To anyone who is the recipient of another person's prickliness: my gran gave my mother the best advice ever when I was a teenager... "Just LOVE her!!!". So many people walk around feeling not good enough after being given the 'cruel-to-be-kind' treatment (myself included). It hurts to be constantly criticised, teased (kids are mean and a part of me is still recovering from boarding school), or shamed into submission.

I will always remember how I quit smoking. It didn't matter who said what about how unhealthy it was (I think I had a bit of a self destructive streak anyway, so that wasn't convincing enough) The nasty pictures on the boxes certainly didn't stop me from buying cigarettes in Canada. It was only when I was ready to do it for myself that I did it, and the people that I turned to were not the ones that were most vocally critical of my bad habit, but rather those who loved me for me anyway and believed I could do it, didn't push, but let me know they were there for me whenever I was ready! I truly hope I can be the same for others!!!

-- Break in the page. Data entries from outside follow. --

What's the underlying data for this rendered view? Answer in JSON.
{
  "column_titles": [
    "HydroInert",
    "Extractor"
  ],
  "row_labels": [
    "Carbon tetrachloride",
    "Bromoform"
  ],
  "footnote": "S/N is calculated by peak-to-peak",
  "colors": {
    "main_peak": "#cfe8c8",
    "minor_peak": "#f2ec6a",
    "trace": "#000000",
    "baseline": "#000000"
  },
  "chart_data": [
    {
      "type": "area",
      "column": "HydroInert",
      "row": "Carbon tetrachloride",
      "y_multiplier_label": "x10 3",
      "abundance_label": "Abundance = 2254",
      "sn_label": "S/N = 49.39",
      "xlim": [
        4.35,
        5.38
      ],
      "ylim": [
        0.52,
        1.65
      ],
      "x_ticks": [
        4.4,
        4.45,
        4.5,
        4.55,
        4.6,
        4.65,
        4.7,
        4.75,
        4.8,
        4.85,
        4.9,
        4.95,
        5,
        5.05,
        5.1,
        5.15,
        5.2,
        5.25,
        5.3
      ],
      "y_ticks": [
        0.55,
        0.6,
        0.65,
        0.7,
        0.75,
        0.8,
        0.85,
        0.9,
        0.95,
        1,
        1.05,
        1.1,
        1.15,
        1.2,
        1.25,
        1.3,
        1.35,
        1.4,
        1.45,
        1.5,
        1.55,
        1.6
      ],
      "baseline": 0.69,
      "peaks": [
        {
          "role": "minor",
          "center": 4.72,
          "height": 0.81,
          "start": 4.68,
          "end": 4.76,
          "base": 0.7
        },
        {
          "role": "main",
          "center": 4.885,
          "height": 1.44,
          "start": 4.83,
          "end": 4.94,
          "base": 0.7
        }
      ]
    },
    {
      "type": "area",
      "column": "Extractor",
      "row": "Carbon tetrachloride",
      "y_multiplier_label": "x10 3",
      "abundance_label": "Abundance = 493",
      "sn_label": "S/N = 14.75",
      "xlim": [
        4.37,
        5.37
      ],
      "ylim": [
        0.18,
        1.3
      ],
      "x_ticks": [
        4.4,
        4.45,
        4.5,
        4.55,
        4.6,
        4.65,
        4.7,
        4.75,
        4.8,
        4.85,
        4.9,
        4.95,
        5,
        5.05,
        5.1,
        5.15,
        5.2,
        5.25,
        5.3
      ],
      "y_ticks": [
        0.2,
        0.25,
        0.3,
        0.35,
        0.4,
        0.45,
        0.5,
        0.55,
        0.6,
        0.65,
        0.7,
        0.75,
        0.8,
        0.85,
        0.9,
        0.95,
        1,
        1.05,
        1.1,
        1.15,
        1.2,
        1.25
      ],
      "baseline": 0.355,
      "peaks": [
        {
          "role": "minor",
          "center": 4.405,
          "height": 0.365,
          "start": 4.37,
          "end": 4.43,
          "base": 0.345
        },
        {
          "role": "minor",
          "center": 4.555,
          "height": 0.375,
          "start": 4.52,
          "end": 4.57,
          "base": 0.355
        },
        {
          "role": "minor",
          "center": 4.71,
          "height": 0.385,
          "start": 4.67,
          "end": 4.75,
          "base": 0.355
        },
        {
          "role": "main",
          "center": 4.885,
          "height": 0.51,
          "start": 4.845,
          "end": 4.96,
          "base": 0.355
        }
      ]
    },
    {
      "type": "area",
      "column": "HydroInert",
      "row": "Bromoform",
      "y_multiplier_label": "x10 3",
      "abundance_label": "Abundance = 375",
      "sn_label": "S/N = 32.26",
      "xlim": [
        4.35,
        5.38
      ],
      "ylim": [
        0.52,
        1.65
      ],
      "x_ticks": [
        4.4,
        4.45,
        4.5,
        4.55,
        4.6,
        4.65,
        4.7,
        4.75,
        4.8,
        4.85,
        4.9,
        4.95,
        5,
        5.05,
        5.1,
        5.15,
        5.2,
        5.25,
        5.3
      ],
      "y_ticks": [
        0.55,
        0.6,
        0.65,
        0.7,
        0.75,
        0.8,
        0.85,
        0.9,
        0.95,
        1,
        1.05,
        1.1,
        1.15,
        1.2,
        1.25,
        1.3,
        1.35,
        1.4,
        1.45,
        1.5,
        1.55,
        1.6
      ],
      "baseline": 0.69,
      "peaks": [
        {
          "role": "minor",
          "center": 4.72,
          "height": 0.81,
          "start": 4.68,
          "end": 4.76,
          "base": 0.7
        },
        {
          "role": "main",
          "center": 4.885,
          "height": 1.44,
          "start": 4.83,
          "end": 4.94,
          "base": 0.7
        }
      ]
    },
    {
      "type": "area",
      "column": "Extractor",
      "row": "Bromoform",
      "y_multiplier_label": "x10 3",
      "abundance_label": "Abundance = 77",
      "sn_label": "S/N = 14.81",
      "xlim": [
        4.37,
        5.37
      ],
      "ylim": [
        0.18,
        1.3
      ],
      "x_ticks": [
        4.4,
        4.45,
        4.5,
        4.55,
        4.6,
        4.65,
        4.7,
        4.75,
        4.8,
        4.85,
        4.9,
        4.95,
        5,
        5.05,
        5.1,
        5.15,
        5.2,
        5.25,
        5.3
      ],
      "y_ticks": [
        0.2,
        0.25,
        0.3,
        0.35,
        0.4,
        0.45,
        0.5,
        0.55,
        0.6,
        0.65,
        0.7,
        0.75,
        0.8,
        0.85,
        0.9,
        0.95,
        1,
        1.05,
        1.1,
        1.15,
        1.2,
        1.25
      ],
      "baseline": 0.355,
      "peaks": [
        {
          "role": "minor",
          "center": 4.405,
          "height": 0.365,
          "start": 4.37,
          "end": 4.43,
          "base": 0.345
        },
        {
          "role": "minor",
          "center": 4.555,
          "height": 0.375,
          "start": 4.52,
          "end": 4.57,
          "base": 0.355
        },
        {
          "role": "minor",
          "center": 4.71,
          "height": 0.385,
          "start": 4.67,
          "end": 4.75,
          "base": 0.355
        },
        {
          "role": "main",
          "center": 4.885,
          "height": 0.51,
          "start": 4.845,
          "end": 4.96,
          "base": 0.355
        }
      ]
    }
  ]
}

Oddly enough those around me's resistance to my 'weird' path diminishes as my self confidence and self honouring grows. Funny thing that...

1 comment:

  1. Boarding school was really tough on me too. I was ridiculed and teased extensively. The reason why it persisted is not so much that there was something "wrong" with me, but rather because I reacted to & handled it badly. Being much older really has given me time to be wiser. It was all in the way I reacted & handled people. Everything was in absolutes back then, and now days it is so much easier to allow different view points.